A vet whose research established diabetes mellitus (DM) in one-in-four UK cats is caused by a pituitary gland tumour has begun a collaboration with human medical experts that has potentially “huge” health implications.
RVC senior lecturer Stijn Niessen is convinced chemicals shed as dust from substances such as fire retardants in household furnishings and electrical equipment, and ingested by domestic cats, is causing the tumours.
Now, Dr Niessen is collaborating with Márta Korbonits, one of the world’s most pre-eminent experts on human acromegaly, to see if the same is true in human patients.
Blood analysis
Prof Korbonits, professor of endocrinology and an expert in pituitary adenomas at Queen Mary University of London (QMUL), and Dr Niessen have already begun work on analysing blood samples from a control group and acromegalic human patients.
Researchers hope to identify whether the same synthetic chemicals Dr Niessen has found in the blood of acromegalic house cats are also present in humans.
The incidence of DM in domestic cats has risen five-fold in the past 20 years. Dr Niessen began his research into the cause in 2003.
His main findings, a study of more than 1,200 cats, were published in the journal PLOS ONE in 2015.
Since the genetics of cats have not changed over 20 years, Dr Niessen suspected an environmental cause.
By chance, he found an article from human medicine, describing how scientists injected rats with oestrogen to deliberately cause pituitary tumours to study.
He looked at the chemical structure of oestrogen and compared it to items cats were exposed to in the typical home environment, and discovered synthetic chemicals in items such as furnishings and computers, which have very similar chemical structures.
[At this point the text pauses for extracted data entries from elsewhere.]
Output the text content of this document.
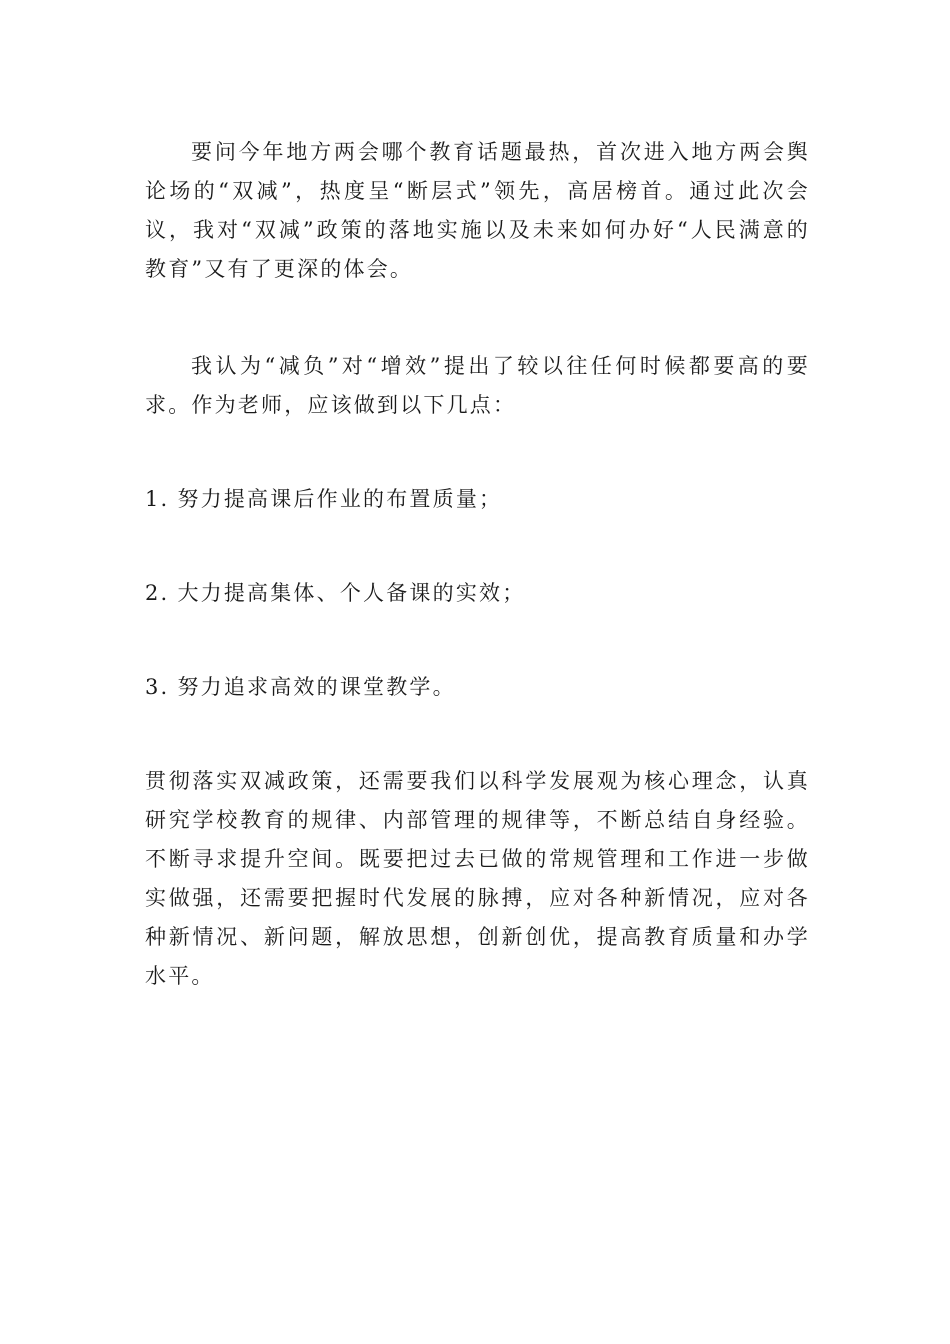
要问今年地方两会哪个教育话题最热，首次进入地方两会舆论场的“双减”，热度呈“断层式”领先，高居榜首。通过此次会议，我对“双减”政策的落地实施以及未来如何办好“人民满意的教育”又有了更深的体会。

我认为“减负”对“增效”提出了较以往任何时候都要高的要求。作为老师，应该做到以下几点：

1. 努力提高课后作业的布置质量；

2. 大力提高集体、个人备课的实效；

3. 努力追求高效的课堂教学。

贯彻落实双减政策，还需要我们以科学发展观为核心理念，认真研究学校教育的规律、内部管理的规律等，不断总结自身经验。不断寻求提升空间。既要把过去已做的常规管理和工作进一步做实做强，还需要把握时代发展的脉搏，应对各种新情况，应对各种新情况、新问题，解放思想，创新创优，提高教育质量和办学水平。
Dr Niessen said: “Cats move all around the home, they lick stuff, they sniff at stuff and, crucially, cats groom themselves.
“They mop up all kinds of dust in the home and that dust collects everything that comes loose from furnishings and electrical equipment, so a cat is the perfect sentinel of exposure to anything in the household environment.”
Environmental factors
When asked how big he thought the connection was for veterinary and human medicine, he replied: “I think this is huge.
“As a parent myself, I think it’s scary as I can compare the cat’s behaviour with my one-year-old, who is crawling around our house, catching the same dust.”